Methods: From 1994 to 1999, 13 patients underwent surgical en-bloc resection for primary sarcoma of the chest wall involving the spine. Concurrent pulmonary resection was performed in 12 cases. A single hemi-vertebrectomy was performed in 2 patients, a triple hemi-vertebrectomy in 2, a complete vertebrectomy in 4, a triple complete vertebrectomy in 5.

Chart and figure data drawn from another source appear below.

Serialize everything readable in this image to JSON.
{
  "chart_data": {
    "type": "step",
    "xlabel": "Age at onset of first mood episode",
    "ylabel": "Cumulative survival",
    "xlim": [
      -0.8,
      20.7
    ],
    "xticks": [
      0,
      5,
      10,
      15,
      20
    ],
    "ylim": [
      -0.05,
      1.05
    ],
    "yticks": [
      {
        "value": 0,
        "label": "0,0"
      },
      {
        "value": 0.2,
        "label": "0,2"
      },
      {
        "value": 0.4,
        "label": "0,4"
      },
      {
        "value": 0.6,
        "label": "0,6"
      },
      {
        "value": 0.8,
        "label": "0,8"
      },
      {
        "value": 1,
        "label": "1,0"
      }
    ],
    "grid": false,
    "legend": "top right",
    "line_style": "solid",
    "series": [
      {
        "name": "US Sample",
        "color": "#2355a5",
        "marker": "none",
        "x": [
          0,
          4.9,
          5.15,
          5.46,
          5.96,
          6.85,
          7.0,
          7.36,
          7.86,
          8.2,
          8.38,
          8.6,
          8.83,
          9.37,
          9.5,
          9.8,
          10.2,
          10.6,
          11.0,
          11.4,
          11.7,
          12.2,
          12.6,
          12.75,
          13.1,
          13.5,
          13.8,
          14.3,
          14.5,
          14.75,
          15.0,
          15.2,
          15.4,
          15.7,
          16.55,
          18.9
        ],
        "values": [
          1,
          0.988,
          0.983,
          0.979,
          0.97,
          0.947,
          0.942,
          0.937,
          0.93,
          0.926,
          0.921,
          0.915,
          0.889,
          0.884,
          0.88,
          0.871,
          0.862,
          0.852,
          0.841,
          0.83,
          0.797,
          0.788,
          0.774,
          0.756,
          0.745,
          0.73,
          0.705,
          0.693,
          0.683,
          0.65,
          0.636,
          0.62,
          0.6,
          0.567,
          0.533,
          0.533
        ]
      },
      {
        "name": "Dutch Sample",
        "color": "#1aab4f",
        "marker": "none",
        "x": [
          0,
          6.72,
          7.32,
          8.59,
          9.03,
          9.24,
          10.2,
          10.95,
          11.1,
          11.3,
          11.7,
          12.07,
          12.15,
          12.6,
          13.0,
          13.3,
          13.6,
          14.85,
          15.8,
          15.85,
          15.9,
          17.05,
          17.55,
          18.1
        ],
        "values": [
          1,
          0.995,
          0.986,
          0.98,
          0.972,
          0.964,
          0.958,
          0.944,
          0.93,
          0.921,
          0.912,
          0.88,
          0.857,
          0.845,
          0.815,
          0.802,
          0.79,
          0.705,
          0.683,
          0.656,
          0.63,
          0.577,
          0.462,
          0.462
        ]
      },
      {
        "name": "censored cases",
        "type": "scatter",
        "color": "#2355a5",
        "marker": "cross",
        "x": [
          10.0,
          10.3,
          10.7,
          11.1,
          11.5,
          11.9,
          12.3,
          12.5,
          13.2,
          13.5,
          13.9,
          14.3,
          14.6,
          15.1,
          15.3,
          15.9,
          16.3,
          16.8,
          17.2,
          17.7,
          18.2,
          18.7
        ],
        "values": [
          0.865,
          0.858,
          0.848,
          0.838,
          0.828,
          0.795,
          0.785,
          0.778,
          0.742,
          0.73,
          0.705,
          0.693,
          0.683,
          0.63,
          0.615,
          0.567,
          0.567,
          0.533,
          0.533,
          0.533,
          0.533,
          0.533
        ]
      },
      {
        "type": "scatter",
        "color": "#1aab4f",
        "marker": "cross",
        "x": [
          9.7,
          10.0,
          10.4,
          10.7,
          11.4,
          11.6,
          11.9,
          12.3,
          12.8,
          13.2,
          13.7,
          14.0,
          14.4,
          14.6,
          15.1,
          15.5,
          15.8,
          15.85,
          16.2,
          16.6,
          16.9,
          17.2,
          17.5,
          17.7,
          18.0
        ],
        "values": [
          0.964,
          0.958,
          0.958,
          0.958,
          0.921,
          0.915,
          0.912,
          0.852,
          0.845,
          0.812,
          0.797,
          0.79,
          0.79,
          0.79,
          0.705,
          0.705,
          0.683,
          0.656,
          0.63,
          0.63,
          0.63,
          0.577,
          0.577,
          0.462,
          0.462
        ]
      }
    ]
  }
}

Results: Significative morbidity occurred in 1 patient who had lower limbs paralysis (9%). Perioperative mortality occurred in 2 patients (15.4%): 1 operative death for bleeding and 1 patients for a adult respiratory distress syndrome (ARDS). The overall five-year survival was 30.8%, excluding the 2 perioperative deaths the five-year survival resulted 36.4%.
Conclusions: In spite of the limited number of patients, the morbidity and mortality outcome and the five-year survival leads us to think that surgery is the main therapy for primary chest wall sarcomas involving the spine. En-bloc chest wall and vertebral resection is a safe and effective treatment.